Tuesday, 7 August 2012

Apache Logging to MongoDB Using a Named Pipe

Following on from the last article on remote logging where I collected all the logs into one place, I wanted to be able to query them -so that I can ask questions like "which pages take longer than  5 seconds to produce", 'how many of our redirects fail?" and the like.

I believe that there are already MySQL modules for rsyslogd, but I had written a script in Python to interpret logs and put them into MongoDB, so I wanted to use that.

The obvious solution to join the two programs together seemed to be to used a named pipe, a vaery basic type of interprocess communictation where one program chucks bits down the pipe and the other pulls them out.

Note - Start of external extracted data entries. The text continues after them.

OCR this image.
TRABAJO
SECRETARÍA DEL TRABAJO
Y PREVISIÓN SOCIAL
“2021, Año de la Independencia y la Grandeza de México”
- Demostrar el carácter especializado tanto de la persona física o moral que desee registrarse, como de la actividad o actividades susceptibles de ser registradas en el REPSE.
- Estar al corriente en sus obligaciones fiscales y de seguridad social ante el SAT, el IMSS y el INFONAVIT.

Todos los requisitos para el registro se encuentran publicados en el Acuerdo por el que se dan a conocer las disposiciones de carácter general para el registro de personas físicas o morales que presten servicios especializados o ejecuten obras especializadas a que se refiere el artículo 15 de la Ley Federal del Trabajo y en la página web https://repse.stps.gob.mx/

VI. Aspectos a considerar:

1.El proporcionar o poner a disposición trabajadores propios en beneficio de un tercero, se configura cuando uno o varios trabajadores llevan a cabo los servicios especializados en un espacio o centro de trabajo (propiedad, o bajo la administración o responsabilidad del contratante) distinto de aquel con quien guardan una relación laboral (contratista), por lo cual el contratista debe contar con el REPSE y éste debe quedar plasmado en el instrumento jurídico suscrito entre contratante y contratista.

Chucking them in is easy enough, firsty create your pipe with mkfifo , then  just change the line is the rsyslog server config from :

:programname, isequal, "apache2" /var/log/oneGiantHeapOfLogs.log
:programname, isequal, "apache2" |/tmp/logger_pipe

Reading from the pipe was pretty easy too as this Python snippet shows :

#Open the pipe
in_pipe = open(sys.argv[1], "r")
#Loop forever
while True :
    line = in_pipe.readline()[:-1]    #Supposedly makes this blocking
    if len(line) == 0 :                       #Happens in test

In short, open the pipe, loop forever reading lines. We want this to keep going so the program is wrapped in an exception handler to catch any log parsing errors.

Having got the input to the program it's just a problem or parsing that input -we can take a look at that in another post.